CSL appears to be approaching a profitability low point in FY26, with FY27 expected to mark a return to earnings growth. Management’s transformation initiatives, lower plasma collection costs, and the removal of excess immunoglobulin (Ig) inventory from the US market should support margin recovery and earnings improvement. While challenges remain from competitive pressures in Ig, albumin, KCentra and Vifor pricing, the company is positioned to deliver modest profit growth.
Key Bull Points
- FY27 earnings recovery expected: FY26 is likely the trough year, with FY27 benefiting from easier comparisons, including the removal of ~$300m of excess Ig inventory and ~$300m in transformation savings.

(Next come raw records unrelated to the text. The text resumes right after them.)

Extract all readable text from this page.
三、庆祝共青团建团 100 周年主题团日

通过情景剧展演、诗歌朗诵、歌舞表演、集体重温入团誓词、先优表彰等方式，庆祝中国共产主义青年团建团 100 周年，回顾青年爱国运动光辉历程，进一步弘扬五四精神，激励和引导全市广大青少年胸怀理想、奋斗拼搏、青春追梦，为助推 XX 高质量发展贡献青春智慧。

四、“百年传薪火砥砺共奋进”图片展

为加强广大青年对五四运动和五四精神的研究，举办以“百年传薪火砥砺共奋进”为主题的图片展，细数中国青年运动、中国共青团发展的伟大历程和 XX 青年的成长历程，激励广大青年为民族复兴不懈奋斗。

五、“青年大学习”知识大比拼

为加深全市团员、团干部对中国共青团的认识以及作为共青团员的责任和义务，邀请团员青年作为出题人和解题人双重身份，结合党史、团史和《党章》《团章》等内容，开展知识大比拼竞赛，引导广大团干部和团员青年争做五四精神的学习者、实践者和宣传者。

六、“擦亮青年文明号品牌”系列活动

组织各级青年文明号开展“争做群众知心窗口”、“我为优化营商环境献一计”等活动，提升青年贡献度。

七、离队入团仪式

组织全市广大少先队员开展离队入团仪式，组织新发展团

- Behring margins should improve: Lower plasma collection costs from nomogram collections are expected to drive a noticeable gross margin recovery, supported by around a 10% increase in plasma collected per donor at no extra cost.
- Transformation programme provides meaningful support: CSL expects approximately $300m of gross cost savings in FY27, equivalent to roughly 8% of FY26 NPATA guidance, helping offset industry pricing pressures.

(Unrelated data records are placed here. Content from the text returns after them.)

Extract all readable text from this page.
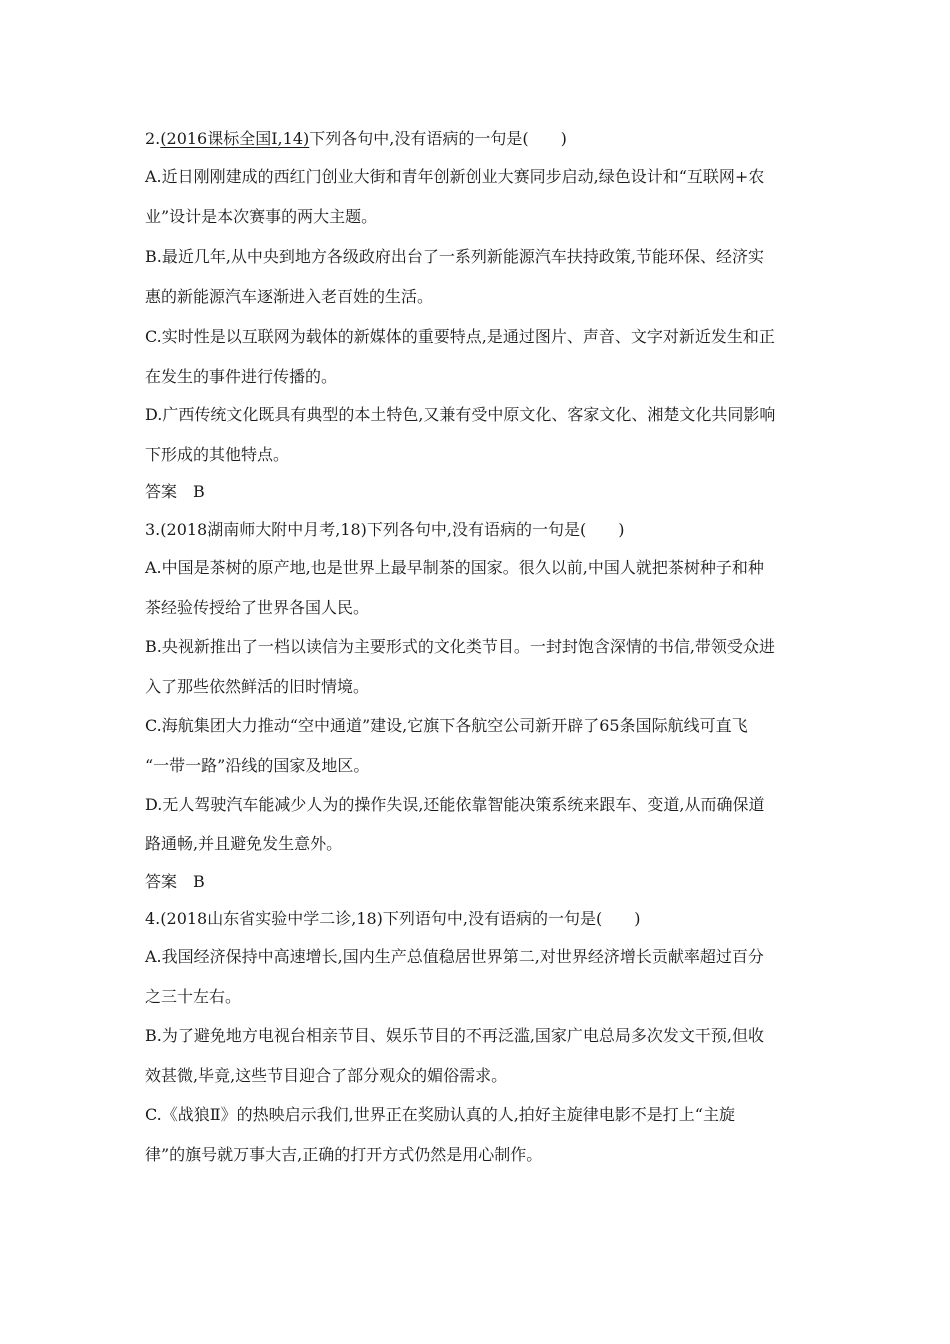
2.(2016课标全国Ⅰ,14)下列各句中,没有语病的一句是(　　)
A.近日刚刚建成的西红门创业大街和青年创新创业大赛同步启动,绿色设计和“互联网+农
业”设计是本次赛事的两大主题。
B.最近几年,从中央到地方各级政府出台了一系列新能源汽车扶持政策,节能环保、经济实
惠的新能源汽车逐渐进入老百姓的生活。
C.实时性是以互联网为载体的新媒体的重要特点,是通过图片、声音、文字对新近发生和正
在发生的事件进行传播的。
D.广西传统文化既具有典型的本土特色,又兼有受中原文化、客家文化、湘楚文化共同影响
下形成的其他特点。
答案 B
3.(2018湖南师大附中月考,18)下列各句中,没有语病的一句是(　　)
A.中国是茶树的原产地,也是世界上最早制茶的国家。很久以前,中国人就把茶树种子和种
茶经验传授给了世界各国人民。
B.央视新推出了一档以读信为主要形式的文化类节目。一封封饱含深情的书信,带领受众进
入了那些依然鲜活的旧时情境。
C.海航集团大力推动“空中通道”建设,它旗下各航空公司新开辟了65条国际航线可直飞
“一带一路”沿线的国家及地区。
D.无人驾驶汽车能减少人为的操作失误,还能依靠智能决策系统来跟车、变道,从而确保道
路通畅,并且避免发生意外。
答案 B
4.(2018山东省实验中学二诊,18)下列语句中,没有语病的一句是(　　)
A.我国经济保持中高速增长,国内生产总值稳居世界第二,对世界经济增长贡献率超过百分
之三十左右。
B.为了避免地方电视台相亲节目、娱乐节目的不再泛滥,国家广电总局多次发文干预,但收
效甚微,毕竟,这些节目迎合了部分观众的媚俗需求。
C.《战狼Ⅱ》的热映启示我们,世界正在奖励认真的人,拍好主旋律电影不是打上“主旋
律”的旗号就万事大吉,正确的打开方式仍然是用心制作。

- Impairments are largely irrelevant to cash flow: The estimated $5 billion impairment charge is non-cash, with the main benefit being lower future amortisation expenses, which could modestly support reported NPAT.
- Valuation remains attractive: Despite lowering the price target to $158/share (from $175), the stock trades at a significant discount to the broader market multiple, offering potential upside as earnings recover in FY27.